Risk-Adjusted Performance

0 of 100

 
Weak
 
Strong
Insignificant
Over the last 90 days GMO Internet has generated negative risk-adjusted returns adding no value to investors with long positions. Despite nearly stable basic indicators, GMO Internet is not utilizing all of its potentials. The current stock price disturbance, may contribute to mid-run losses for the stockholders.

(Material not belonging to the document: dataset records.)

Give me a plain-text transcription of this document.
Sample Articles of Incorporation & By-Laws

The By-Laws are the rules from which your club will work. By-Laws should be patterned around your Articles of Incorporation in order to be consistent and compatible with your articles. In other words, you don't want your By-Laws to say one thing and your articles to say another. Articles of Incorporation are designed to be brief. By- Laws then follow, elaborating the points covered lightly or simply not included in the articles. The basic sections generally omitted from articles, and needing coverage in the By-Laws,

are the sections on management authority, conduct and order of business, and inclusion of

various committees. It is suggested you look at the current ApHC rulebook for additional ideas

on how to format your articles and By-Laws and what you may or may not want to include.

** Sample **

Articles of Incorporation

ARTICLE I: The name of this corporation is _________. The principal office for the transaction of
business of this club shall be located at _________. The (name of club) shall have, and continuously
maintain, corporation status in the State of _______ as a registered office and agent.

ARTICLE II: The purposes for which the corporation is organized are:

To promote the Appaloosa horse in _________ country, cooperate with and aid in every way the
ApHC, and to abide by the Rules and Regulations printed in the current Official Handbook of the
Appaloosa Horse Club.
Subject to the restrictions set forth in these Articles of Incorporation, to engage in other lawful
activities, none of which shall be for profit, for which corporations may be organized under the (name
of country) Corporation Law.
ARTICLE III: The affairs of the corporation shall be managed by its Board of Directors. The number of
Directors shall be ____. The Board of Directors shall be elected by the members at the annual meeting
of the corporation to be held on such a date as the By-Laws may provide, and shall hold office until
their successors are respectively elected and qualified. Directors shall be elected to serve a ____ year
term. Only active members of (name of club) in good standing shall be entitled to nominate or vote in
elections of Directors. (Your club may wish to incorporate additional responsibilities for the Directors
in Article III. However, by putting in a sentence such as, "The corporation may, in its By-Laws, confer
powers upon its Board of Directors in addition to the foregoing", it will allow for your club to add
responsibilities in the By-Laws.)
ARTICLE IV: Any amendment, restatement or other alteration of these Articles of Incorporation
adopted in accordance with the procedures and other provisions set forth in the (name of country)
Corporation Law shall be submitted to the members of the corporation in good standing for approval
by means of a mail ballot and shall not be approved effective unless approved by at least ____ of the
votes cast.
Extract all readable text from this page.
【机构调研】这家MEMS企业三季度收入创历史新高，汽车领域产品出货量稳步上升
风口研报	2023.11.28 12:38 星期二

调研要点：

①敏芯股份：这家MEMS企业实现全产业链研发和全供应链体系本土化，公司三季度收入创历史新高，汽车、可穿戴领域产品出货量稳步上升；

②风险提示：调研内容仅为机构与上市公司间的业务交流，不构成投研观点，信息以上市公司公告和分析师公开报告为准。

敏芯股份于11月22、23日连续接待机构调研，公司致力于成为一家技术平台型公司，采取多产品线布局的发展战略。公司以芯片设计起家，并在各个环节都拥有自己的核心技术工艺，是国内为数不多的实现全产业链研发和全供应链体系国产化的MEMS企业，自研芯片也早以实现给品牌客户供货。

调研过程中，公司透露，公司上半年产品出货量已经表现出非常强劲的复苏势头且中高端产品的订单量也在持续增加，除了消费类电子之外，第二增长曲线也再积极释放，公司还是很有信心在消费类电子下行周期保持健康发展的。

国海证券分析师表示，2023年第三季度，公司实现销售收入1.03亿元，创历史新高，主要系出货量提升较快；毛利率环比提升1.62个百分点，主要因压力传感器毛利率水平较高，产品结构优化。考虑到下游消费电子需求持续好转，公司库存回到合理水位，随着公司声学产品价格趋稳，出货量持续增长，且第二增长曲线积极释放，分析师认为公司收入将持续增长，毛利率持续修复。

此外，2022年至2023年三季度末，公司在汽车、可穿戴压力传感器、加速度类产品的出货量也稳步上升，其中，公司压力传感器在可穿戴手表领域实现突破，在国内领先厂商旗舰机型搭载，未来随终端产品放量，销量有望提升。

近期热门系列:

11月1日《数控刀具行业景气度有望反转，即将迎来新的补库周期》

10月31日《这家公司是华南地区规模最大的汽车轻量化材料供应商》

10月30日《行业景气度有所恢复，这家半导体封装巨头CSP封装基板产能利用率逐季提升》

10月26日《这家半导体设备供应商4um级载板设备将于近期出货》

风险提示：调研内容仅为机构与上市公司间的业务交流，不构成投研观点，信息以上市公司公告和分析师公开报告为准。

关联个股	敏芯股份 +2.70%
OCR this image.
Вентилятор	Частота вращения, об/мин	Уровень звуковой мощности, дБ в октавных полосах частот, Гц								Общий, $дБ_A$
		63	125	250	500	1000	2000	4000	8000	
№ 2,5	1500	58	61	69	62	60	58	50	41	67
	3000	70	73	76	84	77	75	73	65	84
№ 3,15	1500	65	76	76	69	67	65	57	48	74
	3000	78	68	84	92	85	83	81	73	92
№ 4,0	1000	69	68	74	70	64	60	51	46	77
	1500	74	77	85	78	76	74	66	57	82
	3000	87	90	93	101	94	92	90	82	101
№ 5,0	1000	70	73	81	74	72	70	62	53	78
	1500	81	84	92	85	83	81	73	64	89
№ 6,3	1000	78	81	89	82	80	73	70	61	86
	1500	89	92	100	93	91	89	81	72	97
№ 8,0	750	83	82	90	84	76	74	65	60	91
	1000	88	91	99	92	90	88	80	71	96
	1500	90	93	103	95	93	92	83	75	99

T-Mobile and GMO Internet Volatility Contrast

   Predicted Return Density   
       Returns  

Pair Trading with T-Mobile and GMO Internet

The main advantage of trading using opposite T-Mobile and GMO Internet positions is that it hedges away some unsystematic risk. Because of two separate transactions, even if T-Mobile position performs unexpectedly, GMO Internet can make up some of the losses. Pair trading also minimizes risk from directional movements in the market. For example, if an entire industry or sector drops because of unexpected headlines, the short position in GMO Internet will offset losses from the drop in GMO Internet's long position.
The idea behind T Mobile and GMO Internet pairs trading is to make the combined position market-neutral, meaning the overall market's direction will not affect its win or loss (or potential downside or upside). This can be achieved by designing a pairs trade with two highly correlated stocks or equities that operate in a similar space or sector, making it possible to obtain profits through simple and relatively low-risk investment.
Check out your portfolio center.
Note that this page's information should be used as a complementary analysis to find the right mix of equity instruments to add to your existing portfolios or create a brand new portfolio. You can also try the Portfolio Holdings module to check your current holdings and cash postion to detemine if your portfolio needs rebalancing.